There is a point when enthusiastic advocacy becomes an appeal to prejudice. It is the burden of the trial court to make sure the arguments do not exceed the bounds of fairness. See DeRousseau v. Chicago, St. P., M. O. R. Co. (1949), 256 Wis. 19, 27, 39 N.W.2d 764; Pecor v. Home Indemnity Co. (1940), 234 Wis. 407, 418, 291 N.W. 313; Markowitz v. Milwaukee E. R. L. Co. (1939), 230 Wis. 312, 320, 284 N.W. 31. Cf. Halsted v. Kosnar (1963), 18 Wis.2d 348, 118 N.W.2d 864. In the instant case, the trial court did not see fit to criticize the argument of the plaintiff's counsel, and we are not persuaded that the trial court was clearly in error in this regard.
5. New Trial in the Interests of Justice.
The jury assessed damages for personal injuries in the sum of $7,500. Fields was in the hospital from February 12, 1962, until March 9, 1962, being in traction part of the time and having been subjected to a myelogram and an operation for a herniated disc. He was not able to return to work until May 7, 1962. We conclude that the damages are not excessive.
Some of Fields' injuries may have been sustained as a result of his activity in attempting to free the two cars after the impact. This circumstance does not constitute a valid reason for considering the damages excessive. In Hatch v. Smail (1946), 249 Wis. 183, 188, 23 N.W.2d 460, we observed that an intervening act of a human which is a normal response to the stimulus of a situation created by another's negligence is not a superseding cause of the injury. The trial court's instructions on this matter were entirely proper.
We find that the parties were afforded a full and fair trial and that there is no occasion for our exercising our discretion to order a new trial in the interests of justice pursuant to sec. 251.09, Stats. There is applicable to the instant case this court's summary of the situation in Roeske v. Schmitt (1954), 266 Wis. 557, 574, 64 N.W.2d 394:
"As we have pointed out, there is no accumulation of error. The trial, a lengthy one, was conducted by able counsel, each of whom was, of course, seeking findings favorable to his client and each of whom appears to have been willing to let the chips fall where they might and upon either or any of his adversaries. We do not consider that a new trial is required."

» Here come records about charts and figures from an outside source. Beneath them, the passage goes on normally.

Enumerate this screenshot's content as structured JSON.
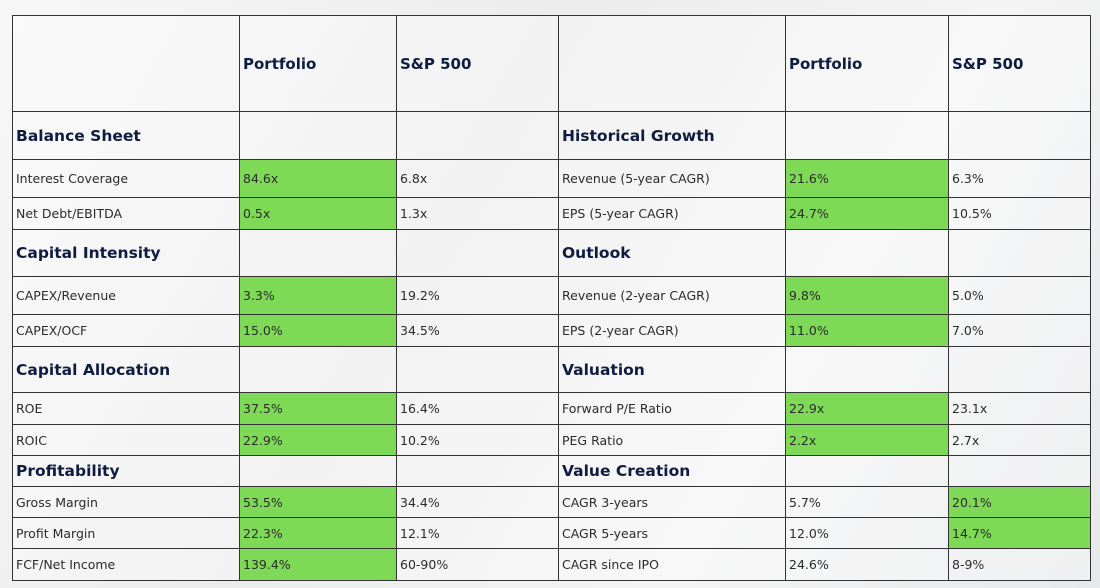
{
  "table": {
    "header": [
      "Portfolio",
      "S&P 500",
      "Portfolio",
      "S&P 500"
    ],
    "rows": [
      {
        "left": {
          "section": "Balance Sheet"
        },
        "right": {
          "section": "Historical Growth"
        }
      },
      {
        "left": {
          "label": "Interest Coverage",
          "portfolio": "84.6x",
          "sp500": "6.8x",
          "highlight": 0
        },
        "right": {
          "label": "Revenue (5-year CAGR)",
          "portfolio": "21.6%",
          "sp500": "6.3%",
          "highlight": 0
        }
      },
      {
        "left": {
          "label": "Net Debt/EBITDA",
          "portfolio": "0.5x",
          "sp500": "1.3x",
          "highlight": 0
        },
        "right": {
          "label": "EPS (5-year CAGR)",
          "portfolio": "24.7%",
          "sp500": "10.5%",
          "highlight": 0
        }
      },
      {
        "left": {
          "section": "Capital Intensity"
        },
        "right": {
          "section": "Outlook"
        }
      },
      {
        "left": {
          "label": "CAPEX/Revenue",
          "portfolio": "3.3%",
          "sp500": "19.2%",
          "highlight": 0
        },
        "right": {
          "label": "Revenue (2-year CAGR)",
          "portfolio": "9.8%",
          "sp500": "5.0%",
          "highlight": 0
        }
      },
      {
        "left": {
          "label": "CAPEX/OCF",
          "portfolio": "15.0%",
          "sp500": "34.5%",
          "highlight": 0
        },
        "right": {
          "label": "EPS (2-year CAGR)",
          "portfolio": "11.0%",
          "sp500": "7.0%",
          "highlight": 0
        }
      },
      {
        "left": {
          "section": "Capital Allocation"
        },
        "right": {
          "section": "Valuation"
        }
      },
      {
        "left": {
          "label": "ROE",
          "portfolio": "37.5%",
          "sp500": "16.4%",
          "highlight": 0
        },
        "right": {
          "label": "Forward P/E Ratio",
          "portfolio": "22.9x",
          "sp500": "23.1x",
          "highlight": 0
        }
      },
      {
        "left": {
          "label": "ROIC",
          "portfolio": "22.9%",
          "sp500": "10.2%",
          "highlight": 0
        },
        "right": {
          "label": "PEG Ratio",
          "portfolio": "2.2x",
          "sp500": "2.7x",
          "highlight": 0
        }
      },
      {
        "left": {
          "section": "Profitability"
        },
        "right": {
          "section": "Value Creation"
        }
      },
      {
        "left": {
          "label": "Gross Margin",
          "portfolio": "53.5%",
          "sp500": "34.4%",
          "highlight": 0
        },
        "right": {
          "label": "CAGR 3-years",
          "portfolio": "5.7%",
          "sp500": "20.1%",
          "highlight": 1
        }
      },
      {
        "left": {
          "label": "Profit Margin",
          "portfolio": "22.3%",
          "sp500": "12.1%",
          "highlight": 0
        },
        "right": {
          "label": "CAGR 5-years",
          "portfolio": "12.0%",
          "sp500": "14.7%",
          "highlight": 1
        }
      },
      {
        "left": {
          "label": "FCF/Net Income",
          "portfolio": "139.4%",
          "sp500": "60-90%",
          "highlight": 0
        },
        "right": {
          "label": "CAGR since IPO",
          "portfolio": "24.6%",
          "sp500": "8-9%",
          "highlight": null
        }
      }
    ]
  }
}
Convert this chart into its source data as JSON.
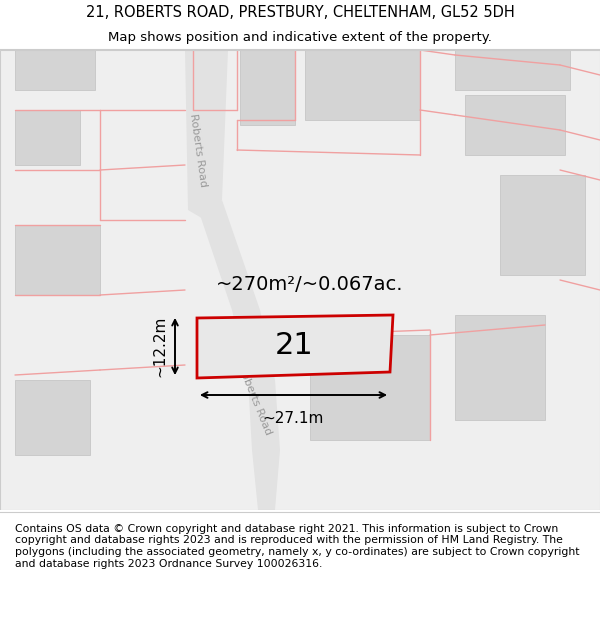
{
  "title_line1": "21, ROBERTS ROAD, PRESTBURY, CHELTENHAM, GL52 5DH",
  "title_line2": "Map shows position and indicative extent of the property.",
  "footer_text": "Contains OS data © Crown copyright and database right 2021. This information is subject to Crown copyright and database rights 2023 and is reproduced with the permission of HM Land Registry. The polygons (including the associated geometry, namely x, y co-ordinates) are subject to Crown copyright and database rights 2023 Ordnance Survey 100026316.",
  "area_label": "~270m²/~0.067ac.",
  "width_label": "~27.1m",
  "height_label": "~12.2m",
  "number_label": "21",
  "map_bg": "#efefef",
  "building_fill": "#d4d4d4",
  "building_edge": "#c0c0c0",
  "plot_fill": "#e8e8e8",
  "plot_edge": "#cc0000",
  "pink_line_color": "#f0a0a0",
  "road_fill": "#e0e0e0",
  "title_fontsize": 10.5,
  "subtitle_fontsize": 9.5,
  "footer_fontsize": 7.8,
  "area_fontsize": 14,
  "number_fontsize": 22,
  "dim_fontsize": 11
}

By the Court. — Judgment affirmed.
I respectfully dissent. The quoted portion of the closing argument of plaintiff's counsel was an appeal to passion and prejudice which should not be countenanced by this court. The fact that defendant's counsel did not at the time enter a formal objection, or that the trial court did not on its own motion warn counsel that the argument was improper and instruct the jury to disregard it, is immaterial on the issue of whether this court should direct a new trial in the interest of justice. The jury's finding of no causal negligence on the part of plaintiff, while it cannot be set aside on the ground that there is no credible evidence to support it, is certainly against the great weight of the evidence. Therefore, I feel that the improper argument probably did influence the jury in making this finding. I would exercise our discretion under sec. 251.09, Stats., and order a new trial in the interest of justice.
I am authorized to state that Mr. Justice HALLOWS and Mr. Justice WILKIE concur in this dissent.